Here’s a sense of “x should know that s”: x has some relevant role R and it is normal for those in R to know that s under the relevant circumstances. In that sense, to say that x should know that s we don’t need to know anything specific about x’s history or mental state, other than that x has role R. Rather, we need to know about R: it is normal engineering practice to build in sufficient redundancy; librarians have an unwritten code of professional behavior; human beings normally have a moral law written in their hearts.

This role-based sense of “should know” is enough to justify treating x as a poor exemplar of the role R when x does not in fact know that s. When R is a contingent role, like engineer or librarian, it could be a sufficient for drumming x out of R.

But we sometimes seem use a “should know” claim to underwrite moral blame. And the normative story I just gave about “should know” isn’t strong enough for that. Alice might have had a really poor education as an engineer, and couldn’t have known better. If the education was sufficiently poor, we might kick her out of the profession, but we shouldn’t blame her morally.

Carl, of course, is a case apart. Carl’s ignorance makes him a defective human being, not just a defective engineer or librarian. Still a defective human being is not the same as a morally blameworthy human being. And in Carl’s case we can’t drum him out of the relevant role without being able to levy moral blame on him, as drumming him out of humanity is, presumably, capital punishment. However, we can lock him up for the protection of society.
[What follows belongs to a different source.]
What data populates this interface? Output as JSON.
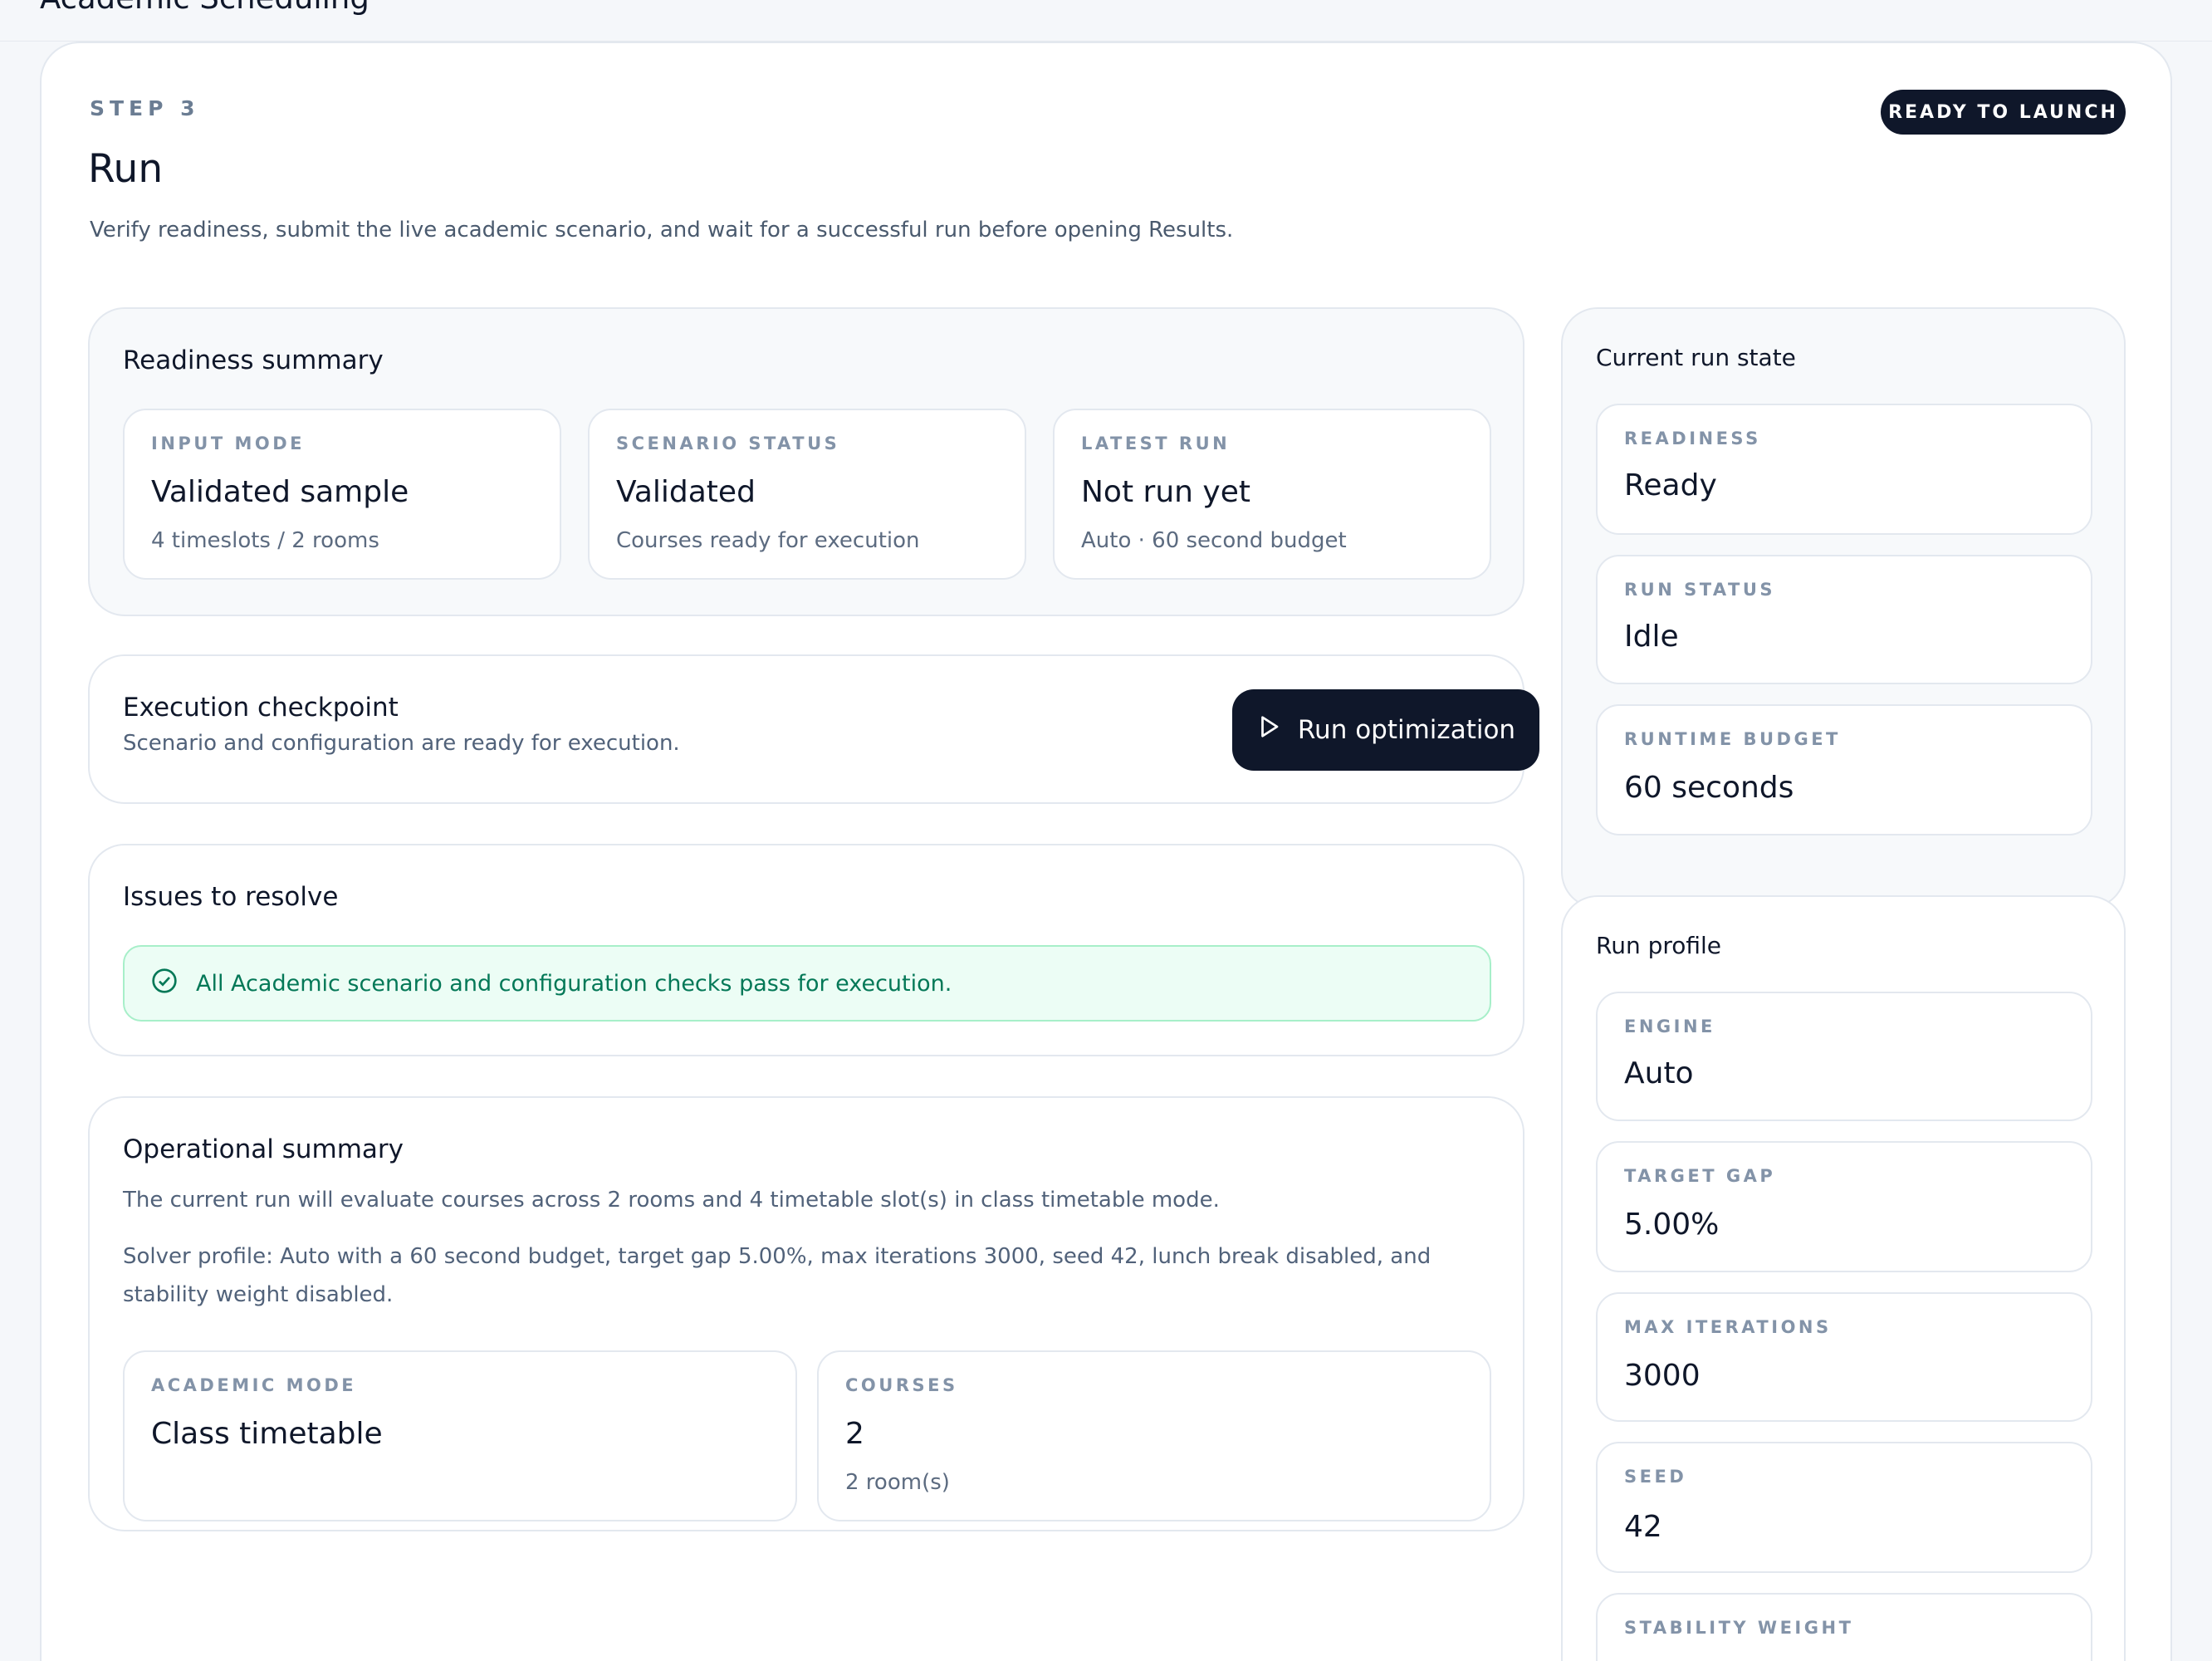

On the other hand, we could take “x should know that s” as saying something about x’s state, like that it is x’s own fault if x doesn’t know. But in that case, I think people often use the phrase without sufficient justification. Yes, it’s normal to know that genocide is wrong. But we live in a fallen world where people can fall very far short of what is normal through no fault of their own, by virtue of physical and mental disease, the intellectual influence of others, and so on.

I worry that in common use the phrase “x should know that s” has two rationally incompatible features:

  • Our evidence only fits with the role-based normative reading.

  • The conclusions only fit with the personal fault reading.

Monday, September 14, 2015

No one can make you freely do a serious wrong

I've just been struck by the obviousness of this principle: It would be unjust for you to be punished for something that someone else made you do.

But it wouldn't be unjust for you to be punished for freely doing something seriously morally wrong. Hence, it is impossible for someone to make you freely do something seriously morally wrong. But if compatibilism is true, then it is possible for someone to make one freely do something seriously wrong: a powerful being could produce a state of the universe long before one's conception that determines one to do that wrong. (In principle a compatibilist could insist--as Ayer did--that it takes away one's freedom when an agent determines one to act a certain way. But this cannot be maintained. Whether I'm free shouldn't depend on ancient history.)